The new separation technology was developed with support from the Danish Environmental Protection Agency. The technology features magnets for ferrous recovery, fast-moving magnets for non-ferrous recovery and sensor machines for recovering stainless steel.

“The fine-line conveyer belt is where you find the technology that can recover the piece of brass from the ballpoint pen – which is just over 0.5 mm thick,” says Jens Kallesøe.

The new technology increases the recovery rate for brass, aluminium, copper, zinc and stainless steel by 50%. It also lowers the consumption of natural resources – thereby saving CO2.

In total Afatek comes close to recovering 90% of the metals in bottom ash. The residue – a kind of gravel – is a valuable resource in road construction. In Denmark a total of 600,000 tonnes are recovered each year, thus reducing human interference with the ecosystems present in and around traditional gravel pits.

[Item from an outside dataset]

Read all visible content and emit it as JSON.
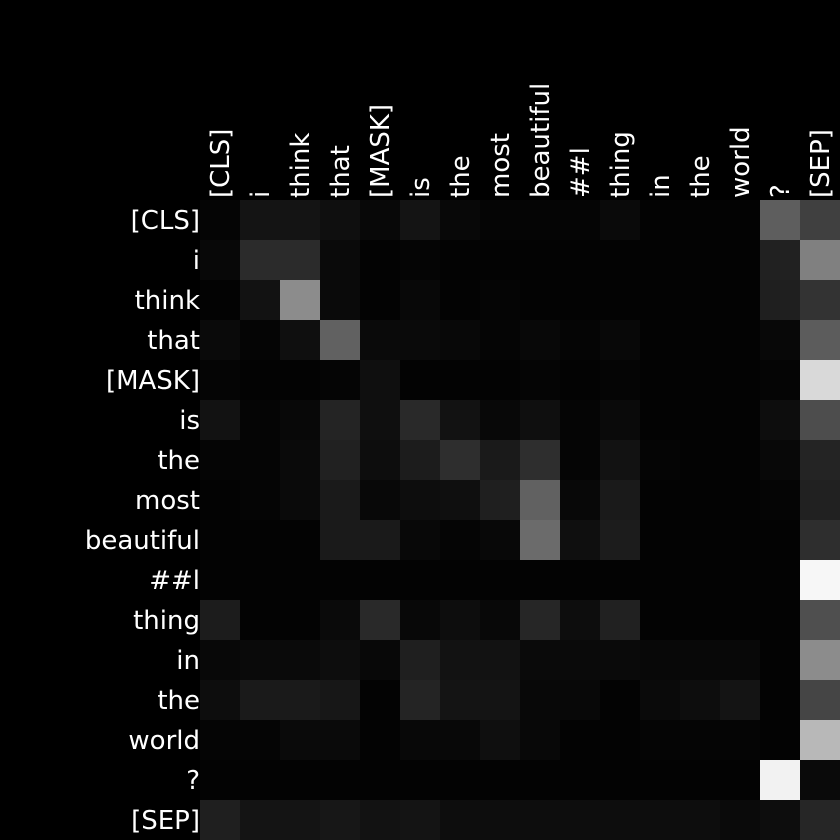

Recovers heating and electricity

The key to creating this part of a circular economy is to combine the thermal sorting done at WtE plants with the mechanical magnetic sorting done at plants like Afatek.

“The thermal process reduces complexity and recovers energy – in terms of not only heating but also electricity. And the mechanical sorting further reduces complexity – which results in sales-quality metals and minerals for use as gravel for road construction,” explains Jens Kallesøe.

After a few years’ scepticism from other circular economy industries, companies like Afatek are now considered both economically and environmentally viable. And the export potential is about to be realised.

The biggest order so far has been placed by another metropolitan island – Singapore – where Afatek has worked with Ramboll to supply know-how to the biggest WtE facility in the world.